Traditionnellement, lorsqu’il n’est pas possible de recevoir sacramentellement la sainte Hostie, quelle qu’en soit la raison (impossibilité canonique, maladie ou vieillesse, intempérie…), le Seigneur se donne spirituellement au fidèle par une prière adéquate. Pour cela, il faut poser non seulement un acte de foi en la présence réelle, mais aussi exprimer son désir de recevoir spirituellement la sainte hostie dans son cœur…

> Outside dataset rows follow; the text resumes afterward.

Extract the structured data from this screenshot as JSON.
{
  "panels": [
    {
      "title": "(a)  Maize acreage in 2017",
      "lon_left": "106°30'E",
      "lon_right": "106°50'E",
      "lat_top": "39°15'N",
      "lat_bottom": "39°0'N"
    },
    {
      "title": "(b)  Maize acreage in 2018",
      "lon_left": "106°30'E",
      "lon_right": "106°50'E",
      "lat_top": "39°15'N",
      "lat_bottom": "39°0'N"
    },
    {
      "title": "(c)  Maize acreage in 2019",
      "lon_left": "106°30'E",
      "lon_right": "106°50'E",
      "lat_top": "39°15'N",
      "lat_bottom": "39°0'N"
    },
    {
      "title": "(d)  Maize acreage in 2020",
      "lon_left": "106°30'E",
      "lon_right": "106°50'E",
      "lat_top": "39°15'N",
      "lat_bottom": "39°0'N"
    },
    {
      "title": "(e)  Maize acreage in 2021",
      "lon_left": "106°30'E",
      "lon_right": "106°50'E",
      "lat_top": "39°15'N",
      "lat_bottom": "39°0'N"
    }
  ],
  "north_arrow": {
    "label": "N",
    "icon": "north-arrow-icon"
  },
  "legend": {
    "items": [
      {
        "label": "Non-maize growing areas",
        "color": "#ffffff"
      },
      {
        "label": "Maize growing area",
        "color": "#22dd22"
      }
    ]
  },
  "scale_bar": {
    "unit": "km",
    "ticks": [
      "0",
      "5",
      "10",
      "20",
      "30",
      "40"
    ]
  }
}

Le Concile de Trente définit la communion spirituelle ainsi : « Elle consiste dans un ardent désir de se nourrir du Pain céleste, avec une foi vive qui agit par la charité et qui nous rend participants des fruits et des grâces du Sacrement » (Session XIII, ch. 8). Les fruits sont les mêmes que ceux de la Communion Sacramentelle. Résumons-les en quatre mots avec Saint Thomas : « Comme l’autre communion… elle soutient, fortifie, répare et réjouit ».

Voici une prière type : « Mon Jésus, je crois que vous êtes ici présent dans le Saint-Sacrement. Je vous aime par-dessus toute chose et je désire ardemment vous recevoir dans mon âme. Puisque je ne puis, à cette heure, vous recevoir sacramentellement, venez au moins spirituellement dans mon cœur ».

L’adoration eucharistique est une forme de communion spirituelle, car elle suscite le désir de s’unir au Christ par le sacrement de l’Eucharistie, et cela en contemplant la sainte hostie avec une foi vive ! Dans ce sens, saint Jean-Paul II invitait les divorcés remariés, ou les autres personnes qui ne peuvent recevoir la communion sacramentelle, à l’adoration eucharistique comme manière de communier spirituellement à l’Eucharistie : « Quand nous le contemplons présent au Saint-Sacrement de l’autel, le Christ se fait proche de nous et plus intime à nous-mêmes : il nous donne part à sa vie divine dans une union transformante et, par l’Esprit, il nous ouvre l’accès au Père, comme il le disait lui-même à Philippe : ‘Qui m’a vu a vu le Père’ (Jn 14, 9). La contemplation, qui est aussi une communion de désir, nous associe intimement au Christ et elle associe de manière toute spéciale ceux qui sont empêchés de le recevoir » (Saint Jean-Paul II, Lettre à Mgr Houssiau, 28 Juin 1996).